Michael Kenna

JEAN-JACQUES ROUSSEAU

1782
Desired and disfigured landscapes
At the end of his life, Jean-Jacques Rousseau wrote a prophetic text about desired and disfigured landscapes.
"All my life I will remember a plant excursion I made one day near the Robaila, a mountain farm belonging to Justiciary Clerc. I was alone; I went deep into the winding crevices of the mountain; and passing from wood to wood and boulder to boulder, I arrived at a retreat so hidden that I have never seen a more desolate sight in my life.

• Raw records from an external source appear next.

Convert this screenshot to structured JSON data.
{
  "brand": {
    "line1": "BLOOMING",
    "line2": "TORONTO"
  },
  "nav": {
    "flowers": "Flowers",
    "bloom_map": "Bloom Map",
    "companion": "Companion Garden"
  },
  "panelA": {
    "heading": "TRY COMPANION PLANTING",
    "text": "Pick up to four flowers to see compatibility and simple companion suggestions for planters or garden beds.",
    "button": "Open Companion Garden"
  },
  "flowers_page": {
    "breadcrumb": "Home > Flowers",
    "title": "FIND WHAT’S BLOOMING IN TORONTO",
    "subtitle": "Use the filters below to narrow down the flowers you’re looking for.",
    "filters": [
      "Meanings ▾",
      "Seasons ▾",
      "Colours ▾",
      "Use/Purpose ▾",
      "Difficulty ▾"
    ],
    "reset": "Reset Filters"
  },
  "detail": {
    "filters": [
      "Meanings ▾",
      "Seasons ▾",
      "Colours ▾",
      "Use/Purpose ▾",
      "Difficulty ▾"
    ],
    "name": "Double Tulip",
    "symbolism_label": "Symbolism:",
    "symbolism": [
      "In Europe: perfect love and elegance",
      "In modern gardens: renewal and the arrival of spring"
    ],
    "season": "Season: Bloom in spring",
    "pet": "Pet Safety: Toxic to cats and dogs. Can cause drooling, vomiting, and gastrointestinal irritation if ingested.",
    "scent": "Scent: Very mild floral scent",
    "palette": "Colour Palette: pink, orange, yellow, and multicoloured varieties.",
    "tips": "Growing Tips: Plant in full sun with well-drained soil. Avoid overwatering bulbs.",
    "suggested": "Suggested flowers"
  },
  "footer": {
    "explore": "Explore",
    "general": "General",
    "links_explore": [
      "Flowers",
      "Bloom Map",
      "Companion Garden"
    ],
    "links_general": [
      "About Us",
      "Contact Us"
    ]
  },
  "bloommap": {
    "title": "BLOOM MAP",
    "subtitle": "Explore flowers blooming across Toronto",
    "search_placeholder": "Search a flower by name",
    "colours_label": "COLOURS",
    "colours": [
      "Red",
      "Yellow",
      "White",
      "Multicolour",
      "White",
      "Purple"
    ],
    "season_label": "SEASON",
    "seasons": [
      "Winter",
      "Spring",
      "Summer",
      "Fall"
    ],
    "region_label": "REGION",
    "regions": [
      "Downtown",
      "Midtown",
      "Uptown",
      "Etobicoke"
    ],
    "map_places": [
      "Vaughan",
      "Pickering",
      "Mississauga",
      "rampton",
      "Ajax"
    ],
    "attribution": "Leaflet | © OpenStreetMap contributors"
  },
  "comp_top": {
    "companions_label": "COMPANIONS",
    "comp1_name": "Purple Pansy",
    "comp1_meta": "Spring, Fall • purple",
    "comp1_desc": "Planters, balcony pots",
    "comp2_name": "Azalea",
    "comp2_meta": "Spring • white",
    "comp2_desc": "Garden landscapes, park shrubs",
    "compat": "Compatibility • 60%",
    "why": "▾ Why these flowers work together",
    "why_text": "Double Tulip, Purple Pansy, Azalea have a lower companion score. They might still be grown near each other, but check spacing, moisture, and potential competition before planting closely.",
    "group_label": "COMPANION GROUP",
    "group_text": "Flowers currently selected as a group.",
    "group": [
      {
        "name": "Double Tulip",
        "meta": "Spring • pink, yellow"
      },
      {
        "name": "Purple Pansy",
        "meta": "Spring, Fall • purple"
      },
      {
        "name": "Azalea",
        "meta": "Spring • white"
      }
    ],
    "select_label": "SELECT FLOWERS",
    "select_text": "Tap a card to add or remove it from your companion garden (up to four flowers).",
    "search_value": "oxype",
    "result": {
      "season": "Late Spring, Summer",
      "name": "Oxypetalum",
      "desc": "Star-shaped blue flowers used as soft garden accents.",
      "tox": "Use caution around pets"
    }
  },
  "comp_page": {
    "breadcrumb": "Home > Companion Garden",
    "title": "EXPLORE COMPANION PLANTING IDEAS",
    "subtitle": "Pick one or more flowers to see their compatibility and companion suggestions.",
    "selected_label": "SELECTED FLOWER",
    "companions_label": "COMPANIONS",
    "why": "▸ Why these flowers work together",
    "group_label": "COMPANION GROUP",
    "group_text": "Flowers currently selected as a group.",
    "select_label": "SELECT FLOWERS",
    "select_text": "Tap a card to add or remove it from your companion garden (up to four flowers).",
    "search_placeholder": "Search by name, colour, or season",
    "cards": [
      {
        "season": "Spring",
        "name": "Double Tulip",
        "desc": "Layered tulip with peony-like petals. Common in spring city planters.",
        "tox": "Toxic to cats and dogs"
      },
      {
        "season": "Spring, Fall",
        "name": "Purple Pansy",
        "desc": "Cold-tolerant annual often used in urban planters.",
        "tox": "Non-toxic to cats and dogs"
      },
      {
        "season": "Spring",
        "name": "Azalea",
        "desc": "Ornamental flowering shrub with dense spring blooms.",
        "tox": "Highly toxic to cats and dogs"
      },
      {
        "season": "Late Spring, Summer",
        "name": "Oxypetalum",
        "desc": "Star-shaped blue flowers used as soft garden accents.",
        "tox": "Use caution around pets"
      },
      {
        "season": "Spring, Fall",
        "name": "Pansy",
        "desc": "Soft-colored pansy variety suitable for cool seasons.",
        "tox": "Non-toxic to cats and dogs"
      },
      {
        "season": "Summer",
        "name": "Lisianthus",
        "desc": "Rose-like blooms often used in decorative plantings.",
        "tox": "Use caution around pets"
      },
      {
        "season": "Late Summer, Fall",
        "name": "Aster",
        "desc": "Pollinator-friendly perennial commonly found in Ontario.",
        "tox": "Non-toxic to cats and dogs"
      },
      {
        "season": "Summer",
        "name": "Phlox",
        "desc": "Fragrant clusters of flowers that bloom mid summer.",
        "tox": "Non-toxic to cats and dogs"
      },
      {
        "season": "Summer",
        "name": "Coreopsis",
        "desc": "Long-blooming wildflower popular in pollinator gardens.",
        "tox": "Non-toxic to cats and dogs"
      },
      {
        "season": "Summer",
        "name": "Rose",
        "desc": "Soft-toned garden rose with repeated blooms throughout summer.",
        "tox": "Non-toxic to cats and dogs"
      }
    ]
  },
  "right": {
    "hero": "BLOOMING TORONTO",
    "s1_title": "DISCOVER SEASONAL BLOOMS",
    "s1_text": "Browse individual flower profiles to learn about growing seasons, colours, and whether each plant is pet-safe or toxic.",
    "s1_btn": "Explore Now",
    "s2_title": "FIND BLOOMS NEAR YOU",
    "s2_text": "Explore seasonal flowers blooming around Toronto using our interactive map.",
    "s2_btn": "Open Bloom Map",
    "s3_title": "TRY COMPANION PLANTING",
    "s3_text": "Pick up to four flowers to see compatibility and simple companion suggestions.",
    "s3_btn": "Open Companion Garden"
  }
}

Black pines we reinterspersed with prodigious beeches, several of which had fallen from old age and become interlaced with one another, thereby closing off this retreat with impenetrable barriers... I began to dream more at ease thinking that I was in a refuge unknown to the whole universe... I compared myself to the great travellers who discover an uninhabited island, and I said to myself with self-satisfaction ‘Without a doubt, I am the first mortal to have penetrated thus far.... ’ While I preened myself with this idea, I heard not far from me a certain clanking I thought I recognized; I listened— the same noise was repeated and increased. Surprised and curious, I got up, burst through a thicket of brush on the side from which the noise was coming, and, in a little hollow twenty feet from the very place where I believed myself to have been the first to arrive, I saw a stocking mill. "

Rousseau, The Reveries of the Solitary Walker, “Seventh Walk,” trans. Charles E. Butterworth (Indianapolis: Hackett, 1992).